Há coisas que fazem revolver as tripas, sem ser comida estragada. No “Público” de 02MAI20, vem publicada a Opinião de um conjunto de ilustres personalidades: “Sem os idosos não há futuro”. Acoberta-se, assim, uma hipocrisia imensa, tão vasta como as últimas décadas de neoliberalismo galopante e militante.

Subscrevem a dita Opinião, para lá de cidadãos respeitáveis, outros com responsabilidades directas e indirectas em todas as situações e problemas sofridos pelos idosos no contexto da pandemia. De facto, inaceitáveis.

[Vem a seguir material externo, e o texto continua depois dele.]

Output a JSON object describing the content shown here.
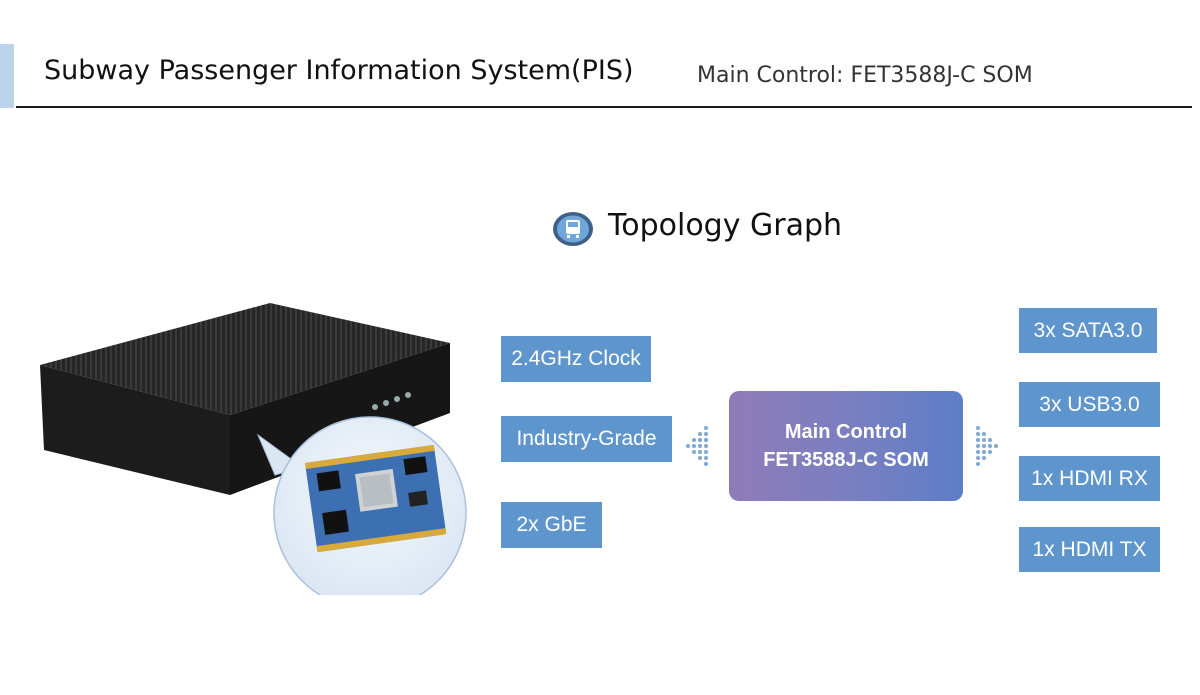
{
  "header": {
    "title": "Subway Passenger Information System(PIS)",
    "subtitle": "Main Control: FET3588J-C SOM"
  },
  "section": {
    "title": "Topology Graph",
    "icon": "train-icon"
  },
  "diagram": {
    "left_features": [
      {
        "label": "2.4GHz Clock"
      },
      {
        "label": "Industry-Grade"
      },
      {
        "label": "2x GbE"
      }
    ],
    "main": {
      "line1": "Main Control",
      "line2": "FET3588J-C SOM"
    },
    "right_interfaces": [
      {
        "label": "3x SATA3.0"
      },
      {
        "label": "3x USB3.0"
      },
      {
        "label": "1x HDMI RX"
      },
      {
        "label": "1x HDMI TX"
      }
    ]
  },
  "colors": {
    "box": "#5f95cd",
    "accent": "#bcd3ec",
    "arrow": "#7fa9d6"
  }
}
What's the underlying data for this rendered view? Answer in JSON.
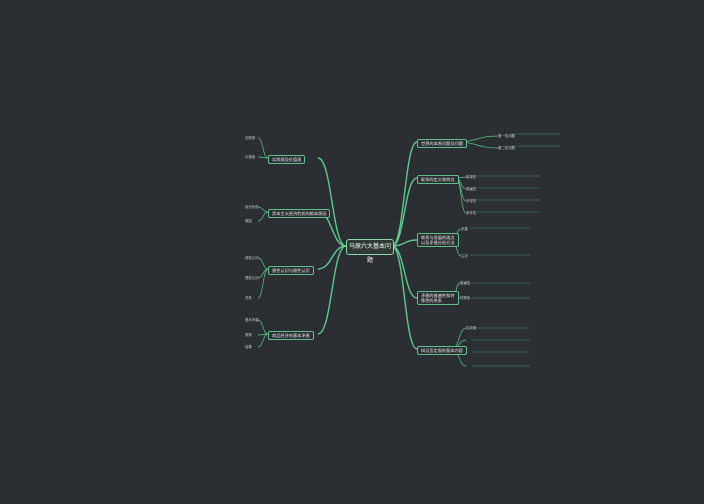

Mas ver gente como Romano Prodi, Felipe González, Hans Gert Pöttering e outros, lamentar, choramingar pela situação dos idosos – arrepiados pelo “número dramático de mortes nos lares”, “preocupados com as tristes histórias dos massacres de idosos nos lares” –, advogar a necessidade de superar a “institucionalização” e exigir a revisão dos “sistemas públicos de saúde” para impedir o surgimento de “um modelo perigoso que favorece um «serviço de saúde selectivo», que considera a vida do idoso como residual”, e etc. – daria uma enorme vontade de rir se não fosse tão horrorosamente lamentável.

Não é que os responsáveis pelos baixos salários e pensões de reforma, colocando no limiar da pobreza e da sobrevivência milhões de habitantes da população europeia, e por políticas de urbanismo e habitação subordinadas à especulação imobiliária e financeira, impedindo que milhares de famílias tenham os rendimentos e a casa com condições para albergar e cuidar dos seus ascendentes, “choram” pela “institucionalização”?

Não é que os responsáveis por políticas sociais de orçamentos mínimos, e que promoveram (e promovem) a privatização, tanto quanto possível, de funções sociais dos Estados a favor do capital privado e de instituições ligadas às cadeias de caridade assistencial das igrejas, ou seja, de lares que são na sua maior parte “armazéns de idosos”, “choram” pelas coisas horríveis que aconteceram nos lares com a pandemia?

Não é que os responsáveis pela mercantilização da saúde, pelas restrições financeiras dos serviços públicos de saúde, como o SNS, pela privatização realizada (e em curso) de áreas completas de serviços médicos e hospitalares – ver a ofensiva do grande capital em Portugal – “choram” pela adopção (inaceitável, ilegal e imoral) de critérios de valorização mercantil dos utentes e hierarquização correspondente no acesso aos tratamentos?

Não é que os responsáveis pela troika que cá chegou – e todas as outras troikas, os responsáveis pelos Pacto de Estabilidade, Pacto Orçamental, Tratados de Maastricht e de Lisboa, pelo euro e seus dogmas monetaristas e neoliberais, pelos seus mandamentos do défice e da dívida pública, responsáveis pela desvalorização salarial, pelo congelamento das reformas, por políticas sociais anémicas e estrangulamento dos serviços públicos de saúde, acabam a chorar lágrimas de crocodilo pelos velhinhos?! É demais.

Idoso que sou quero declarar repugnante, não a Opinião, mas a lata política de alguns dos que a assinam. Mas se insistirem em publicitá-la, juntem à subscrição, pelo menos, os nomes de Blair, Merkel, Delors e outros franceses e alemães e de outras nacionalidades… e, já agora, de uma lista imensa: Cavaco Silva, Guterres, Durão, Portas e sucessores.

O autor escreve de acordo com a antiga ortografia.